While a lot of what Sorokin is warning against could be applied to most modern societies, it is also pretty clearly focused on Russia specifically, and as such I felt I lacked some important context for the book, both in terms of Russian sociopolitics and prior influences. Upon reading the lengthy analysis offered by its Wikipedia page, I felt like I would have “got it” a fair bit more had I previously read both One Day in the Life of Ivan Denisovich by Alexander Solzhenitsyn and especially Behind the Thistle by Pyotr Krasnov. Futhermore, I am rather surprised this book wasn’t banned (especially given historical censorship of Russian literature), as even to my naive foreign sensibilities, the satirised Tsar bore plenty of resemblances to Putin - not to mention the all-male orgy that transpires.
I didn’t entirely feel like I was the intended audience for this novel, and it won’t go down as one of my favourite gems of Russian literature, but I enjoyed it nonetheless.
The Universe Versus Alex Woods by Gavin Extence
This isn’t the kind of book I would normally by drawn to, but it was recommended to me by a friend and I’m grateful for that. The Universe Versus Alex Woods is thoroughly British, and I felt a certain amount of kinship with the titular protagonist, perhaps arrogantly. The book is excellently written and the Britishness of the whole thing felt soothing and comfortable to me, meaning I devoured it pretty quickly.
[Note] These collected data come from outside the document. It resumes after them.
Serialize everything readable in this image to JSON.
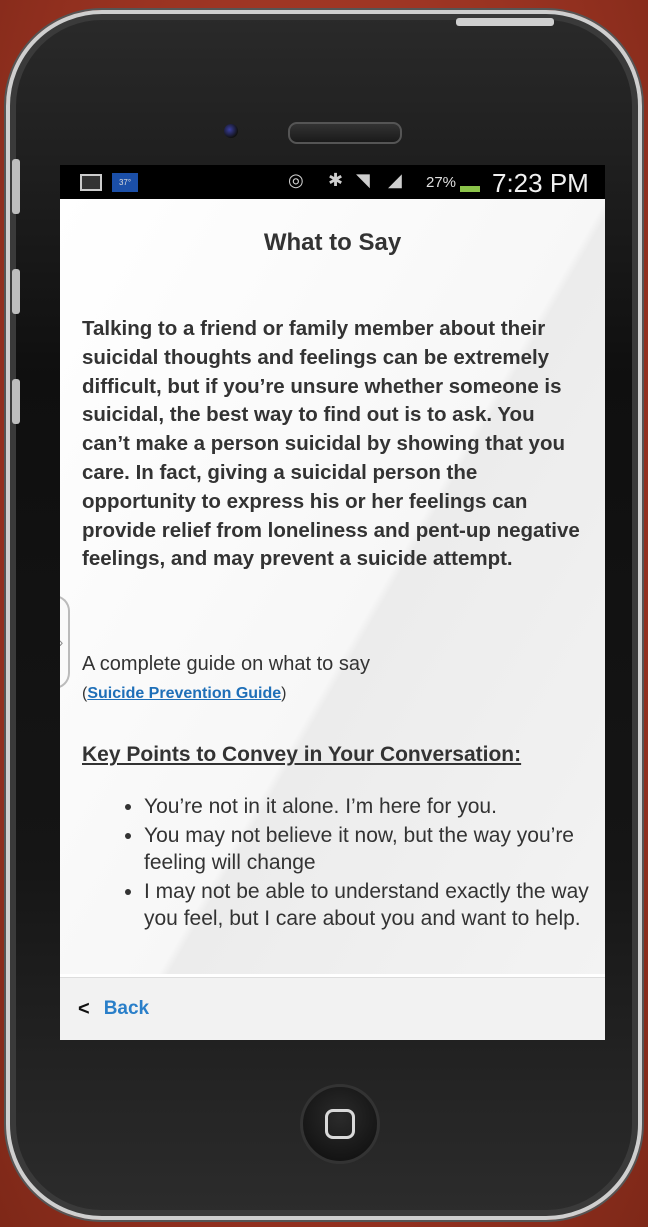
{
  "status_bar": {
    "temperature": "37°",
    "battery_percent": "27%",
    "time": "7:23 PM",
    "icons": [
      "image-icon",
      "weather-icon",
      "eye-icon",
      "bluetooth-icon",
      "wifi-icon",
      "signal-icon",
      "battery-icon"
    ]
  },
  "page": {
    "title": "What to Say",
    "intro": "Talking to a friend or family member about their suicidal thoughts and feelings can be extremely difficult, but if you’re unsure whether someone is suicidal, the best way to find out is to ask. You can’t make a person suicidal by showing that you care. In fact, giving a suicidal person the opportunity to express his or her feelings can provide relief from loneliness and pent-up negative feelings, and may prevent a suicide attempt.",
    "guide_text": "A complete guide on what to say",
    "guide_link_open": "(",
    "guide_link": "Suicide Prevention Guide",
    "guide_link_close": ")",
    "key_points_heading": "Key Points to Convey in Your Conversation:",
    "key_points": [
      "You’re not in it alone. I’m here for you.",
      "You may not believe it now, but the way you’re feeling will change",
      "I may not be able to understand exactly the way you feel, but I care about you and want to help."
    ]
  },
  "footer": {
    "back_label": "Back",
    "back_icon": "chevron-left-icon"
  },
  "colors": {
    "background": "#9a3322",
    "link": "#1e6fb8",
    "back_label": "#2a7fc9",
    "text": "#333333"
  }
}
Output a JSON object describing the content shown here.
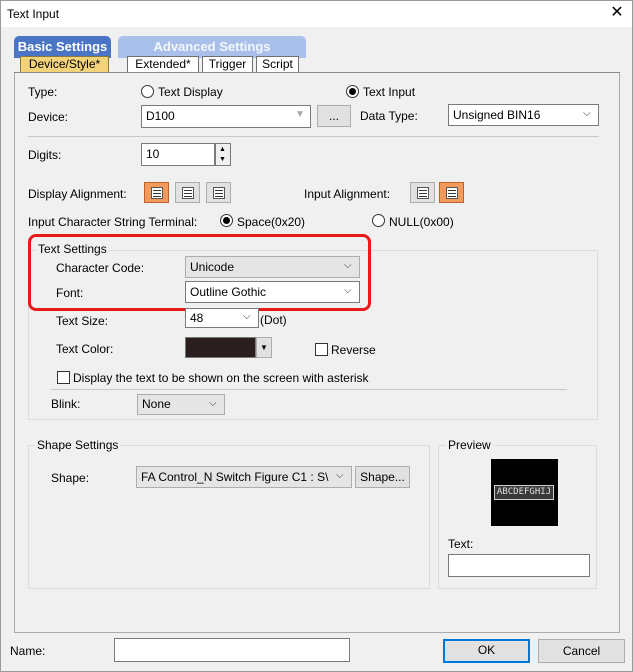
{
  "window": {
    "title": "Text Input",
    "close": "✕"
  },
  "tabs": {
    "basic": "Basic Settings",
    "advanced": "Advanced Settings",
    "sub": [
      "Device/Style*",
      "Extended*",
      "Trigger",
      "Script"
    ]
  },
  "type": {
    "label": "Type:",
    "option_display": "Text Display",
    "option_input": "Text Input",
    "selected": "Text Input"
  },
  "device": {
    "label": "Device:",
    "value": "D100",
    "browse": "..."
  },
  "data_type": {
    "label": "Data Type:",
    "value": "Unsigned BIN16"
  },
  "digits": {
    "label": "Digits:",
    "value": "10"
  },
  "display_alignment": {
    "label": "Display Alignment:",
    "selected": "left"
  },
  "input_alignment": {
    "label": "Input Alignment:",
    "selected": "right"
  },
  "terminal": {
    "label": "Input Character String Terminal:",
    "option_space": "Space(0x20)",
    "option_null": "NULL(0x00)",
    "selected": "Space(0x20)"
  },
  "text_settings": {
    "title": "Text Settings",
    "character_code_label": "Character Code:",
    "character_code": "Unicode",
    "font_label": "Font:",
    "font": "Outline Gothic",
    "size_label": "Text Size:",
    "size": "48",
    "size_unit": "(Dot)",
    "color_label": "Text Color:",
    "text_color": "#2a1e1e",
    "reverse_label": "Reverse",
    "reverse_checked": false,
    "asterisk_label": "Display the text to be shown on the screen with asterisk",
    "asterisk_checked": false,
    "blink_label": "Blink:",
    "blink": "None"
  },
  "shape_settings": {
    "title": "Shape Settings",
    "shape_label": "Shape:",
    "shape": "FA Control_N Switch Figure C1 : S\\",
    "shape_button": "Shape..."
  },
  "preview": {
    "title": "Preview",
    "sample": "ABCDEFGHIJ",
    "text_label": "Text:",
    "text_value": ""
  },
  "footer": {
    "name_label": "Name:",
    "name_value": "",
    "ok": "OK",
    "cancel": "Cancel"
  },
  "colors": {
    "highlight": "#e81a1a",
    "tab_active": "#4a74c4",
    "tab_inactive": "#a9c0ea",
    "subtab_active": "#f3d37a",
    "align_selected": "#f29a5c",
    "ok_border": "#0078d7"
  },
  "icons": {
    "chevron": "chevron-down-icon",
    "spin_up": "spin-up-icon",
    "spin_down": "spin-down-icon"
  }
}
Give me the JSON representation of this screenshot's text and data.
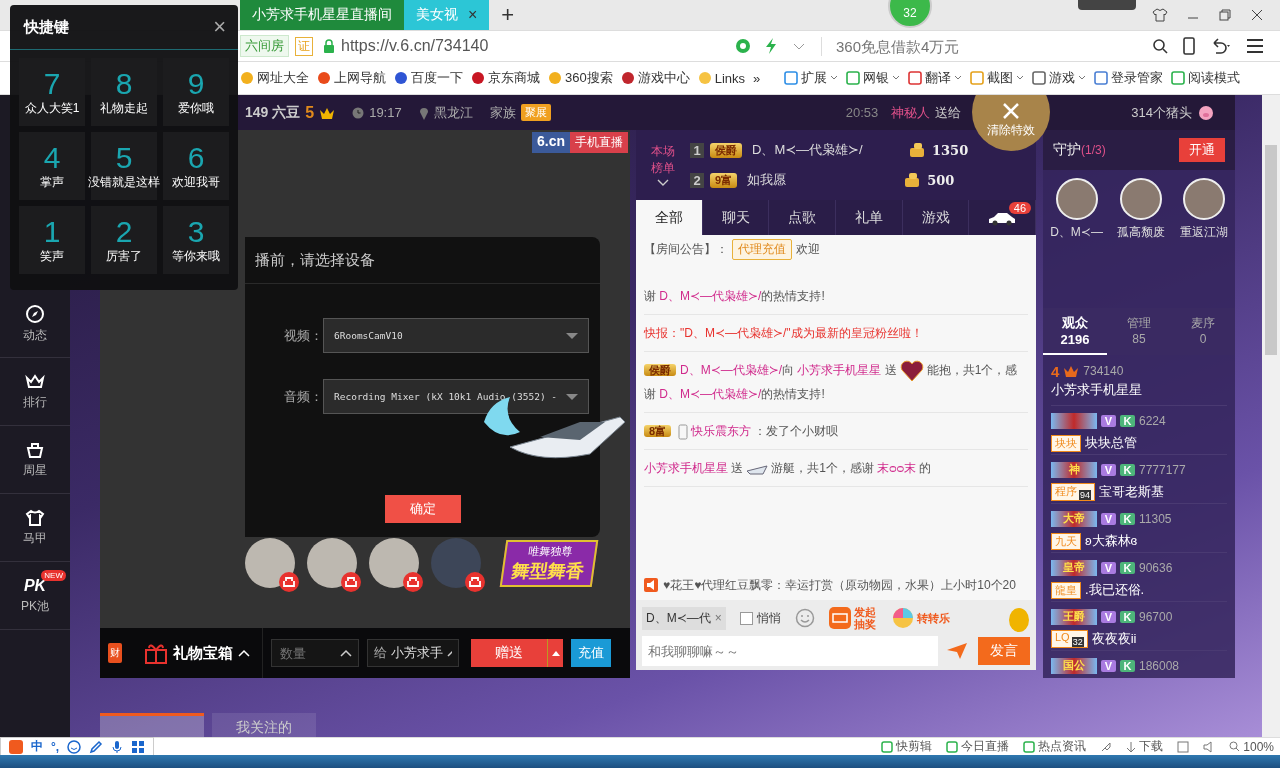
{
  "browser": {
    "tabs": [
      {
        "title": "小芳求手机星星直播间",
        "selected": false
      },
      {
        "title": "美女视",
        "selected": true
      }
    ],
    "tab_close": "×",
    "new_tab": "+",
    "badge": "32",
    "site_label": "六间房",
    "site_badge": "证",
    "url": "https://v.6.cn/734140",
    "search_placeholder": "360免息借款4万元",
    "bookmarks": [
      "网址大全",
      "上网导航",
      "百度一下",
      "京东商城",
      "360搜索",
      "游戏中心",
      "Links"
    ],
    "more": "»",
    "tools": [
      {
        "label": "扩展",
        "dropdown": true
      },
      {
        "label": "网银",
        "dropdown": true
      },
      {
        "label": "翻译",
        "dropdown": true
      },
      {
        "label": "截图",
        "dropdown": true
      },
      {
        "label": "游戏",
        "dropdown": true
      },
      {
        "label": "登录管家",
        "dropdown": false
      },
      {
        "label": "阅读模式",
        "dropdown": false
      }
    ]
  },
  "shortcuts": {
    "title": "快捷键",
    "close": "×",
    "items": [
      {
        "key": "7",
        "label": "众人大笑1"
      },
      {
        "key": "8",
        "label": "礼物走起"
      },
      {
        "key": "9",
        "label": "爱你哦"
      },
      {
        "key": "4",
        "label": "掌声"
      },
      {
        "key": "5",
        "label": "没错就是这样"
      },
      {
        "key": "6",
        "label": "欢迎我哥"
      },
      {
        "key": "1",
        "label": "笑声"
      },
      {
        "key": "2",
        "label": "厉害了"
      },
      {
        "key": "3",
        "label": "等你来哦"
      }
    ]
  },
  "sidebar": [
    {
      "kind": "compass",
      "label": "动态"
    },
    {
      "kind": "crown",
      "label": "排行"
    },
    {
      "kind": "basket",
      "label": "周星"
    },
    {
      "kind": "shirt",
      "label": "马甲"
    },
    {
      "kind": "pk",
      "mark": "PK",
      "label": "PK池",
      "badge": "NEW"
    }
  ],
  "room": {
    "beans": "149 六豆",
    "level_digit": "5",
    "time": "19:17",
    "location": "黑龙江",
    "family_label": "家族",
    "family_badge": "聚展",
    "feed_time": "20:53",
    "feed_sender": "神秘人",
    "feed_verb": "送给",
    "feed_gift": "314个猪头",
    "clear_effects": "清除特效"
  },
  "video": {
    "logo": "6.cn",
    "logo_tag": "手机直播",
    "dialog": {
      "title": "播前，请选择设备",
      "fields": [
        {
          "label": "视频：",
          "value": "6RoomsCamV10"
        },
        {
          "label": "音频：",
          "value": "Recording Mixer (kX 10k1 Audio (3552) -"
        }
      ],
      "confirm": "确定"
    },
    "seats": [
      {
        "kind": "photo"
      },
      {
        "kind": "photo"
      },
      {
        "kind": "photo"
      },
      {
        "kind": "dark"
      }
    ],
    "dance_badge": {
      "title": "舞型舞香",
      "subtitle": "唯舞独尊"
    }
  },
  "gift_bar": {
    "wealth": "财",
    "gift_box": "礼物宝箱",
    "quantity_placeholder": "数量",
    "to_label": "给",
    "to_value": "小芳求手",
    "send": "赠送",
    "recharge": "充值"
  },
  "ranking": {
    "title": "本场榜单",
    "rows": [
      {
        "rank": "1",
        "badge": "侯爵",
        "name": "D、M≺—代枭雄≻/",
        "score": "1350"
      },
      {
        "rank": "2",
        "badge": "9富",
        "name": "如我愿",
        "score": "500"
      }
    ]
  },
  "chat": {
    "tabs": [
      {
        "label": "全部",
        "selected": true
      },
      {
        "label": "聊天",
        "selected": false
      },
      {
        "label": "点歌",
        "selected": false
      },
      {
        "label": "礼单",
        "selected": false
      },
      {
        "label": "游戏",
        "selected": false
      }
    ],
    "car_count": "46",
    "announcement": {
      "label": "【房间公告】：",
      "tag": "代理充值",
      "text": "欢迎"
    },
    "messages": [
      {
        "kind": "normal",
        "segments": [
          {
            "kind": "text",
            "parts": [
              {
                "kind": "plain",
                "text": "谢 "
              },
              {
                "kind": "name",
                "text": "D、M≺—代枭雄≻/"
              },
              {
                "kind": "plain",
                "text": "的热情支持!"
              }
            ]
          }
        ]
      },
      {
        "kind": "alert",
        "segments": [
          {
            "kind": "text",
            "parts": [
              {
                "kind": "plain",
                "text": "快报：\"D、M≺—代枭雄≻/\"成为最新的皇冠粉丝啦！"
              }
            ]
          }
        ]
      },
      {
        "kind": "normal",
        "badge": "侯爵",
        "segments": [
          {
            "kind": "text",
            "parts": [
              {
                "kind": "name",
                "text": "D、M≺—代枭雄≻/"
              },
              {
                "kind": "plain",
                "text": "向 "
              },
              {
                "kind": "name",
                "text": "小芳求手机星星"
              },
              {
                "kind": "plain",
                "text": " 送"
              }
            ]
          },
          {
            "kind": "gift"
          },
          {
            "kind": "text",
            "parts": [
              {
                "kind": "plain",
                "text": "能抱，共1个，感谢 "
              },
              {
                "kind": "name",
                "text": "D、M≺—代枭雄≻/"
              },
              {
                "kind": "plain",
                "text": "的热情支持!"
              }
            ]
          }
        ]
      },
      {
        "kind": "normal",
        "badge": "8富",
        "segments": [
          {
            "kind": "device"
          },
          {
            "kind": "text",
            "parts": [
              {
                "kind": "name",
                "text": "快乐震东方"
              },
              {
                "kind": "plain",
                "text": " ：发了个小财呗"
              }
            ]
          }
        ]
      },
      {
        "kind": "normal",
        "segments": [
          {
            "kind": "text",
            "parts": [
              {
                "kind": "name",
                "text": "小芳求手机星星"
              },
              {
                "kind": "plain",
                "text": " 送"
              }
            ]
          },
          {
            "kind": "gift"
          },
          {
            "kind": "text",
            "parts": [
              {
                "kind": "plain",
                "text": "游艇，共1个，感谢 "
              },
              {
                "kind": "name",
                "text": "末ᴑᴑ末"
              },
              {
                "kind": "plain",
                "text": " 的"
              }
            ]
          }
        ]
      }
    ],
    "notice": "♥花王♥代理红豆飘零：幸运打赏（原动物园，水果）上小时10个20",
    "recipient": "D、M≺—代",
    "recipient_clear": "×",
    "whisper": {
      "label": "悄悄",
      "checked": false
    },
    "lottery": "发起抽奖",
    "wheel": "转转乐",
    "input_placeholder": "和我聊聊嘛～～",
    "send": "发言"
  },
  "guard": {
    "title": "守护",
    "count": "(1/3)",
    "open": "开通",
    "members": [
      "D、M≺—",
      "孤高颓废",
      "重返江湖"
    ]
  },
  "audience": {
    "tabs": [
      {
        "label": "观众",
        "count": "2196",
        "selected": true
      },
      {
        "label": "管理",
        "count": "85",
        "selected": false
      },
      {
        "label": "麦序",
        "count": "0",
        "selected": false
      }
    ],
    "host": {
      "rank_digit": "4",
      "id": "734140",
      "name": "小芳求手机星星"
    },
    "users": [
      {
        "id": "6224",
        "badges": [
          "V",
          "K"
        ],
        "tag": "块块",
        "name": "块块总管"
      },
      {
        "title": "神",
        "id": "7777177",
        "badges": [
          "V",
          "K"
        ],
        "tag": "程序",
        "tag_level": "94",
        "name": "宝哥老斯基"
      },
      {
        "title": "大帝",
        "id": "11305",
        "badges": [
          "V",
          "K"
        ],
        "tag": "九天",
        "name": "ʚ大森林ɞ"
      },
      {
        "title": "皇帝",
        "id": "90636",
        "badges": [
          "V",
          "K"
        ],
        "tag": "龍皇",
        "name": ".我已还俗."
      },
      {
        "title": "王爵",
        "id": "96700",
        "badges": [
          "V",
          "K"
        ],
        "tag": "LQ",
        "tag_level": "32",
        "name": "夜夜夜ii"
      },
      {
        "title": "国公",
        "id": "186008",
        "badges": [
          "V",
          "K"
        ]
      }
    ]
  },
  "bottom_tabs": [
    {
      "selected": true
    },
    {
      "label": "我关注的",
      "selected": false
    }
  ],
  "status": {
    "ime_lang": "中",
    "ime_punct": "°,",
    "items": [
      "快剪辑",
      "今日直播",
      "热点资讯"
    ],
    "download": "下载",
    "zoom": "100%"
  }
}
This book made me remember just how awful school was. Like really, truly, comedically awful, but for some reason a pre-university education is some kind of rite of passage that we all have to go through. It made me incredibly grateful that not only will I ever have to experience that as a whole again, but also that I will never repeat the majority of the bizarre rituals that comprised my schooling on their own either. It also made me think about death a lot, appropriately not that long after I wrote about it, and reminded me that I hadn’t thought about the idea of a noble, graceful, dignified death in a long time. While it’s hard to construe the book as not being an advert for euthanasia, it does go some way to examining the moral quandaries involved therein, particularly when euthanasia is illegal in whatever country you might happen to be in. I don’t know if I necessarily came to any conclusions about that before the story ended, but then again I suppose that is the point; it is not the kind of topic one can mull over for an afternoon before drawing a firm conclusion on.
All in all, a moving, funny, compassionate book which I adored.
Slaughterhouse-Five by Kurt Vonnegut
A lot is made of Kurt Vonnegut’s contributions to the literary canon in The Universe Versus Alex Woods, so upon finishing it I decided it was high time to finally get round to actually reading some of Vonnegut’s work. For some reason I couldn’t find a Kindle version of Cat’s Cradle, leaving Slaughterhouse-Five as the obvious choice to myself, the novice Vonnegut reader.
It is difficult to know what to say about this book. In part it is always difficult to know what to say about books as popular as this one, as so much has already been said, and I’m acutely aware that I have neither any kind of original burning insight nor hot takes to offer. It is also difficult to know what to say about this book due to its nature. I could label it “depressing” or “brutal” or “bleak” or any number of similarly brutalist adjectives, but I can’t think of any that would adequately describe me feelings about Slaughtherhouse-Five. I read the whole thing in a single sitting, and for the book to have captured so much, with such brevity, is incredible.
This book is indeed depressing and brutal and bleak. It is eye-opening, thought-provoking, upsetting and deeply, deeply uncomfortable. It is also unquestionably a masterpiece.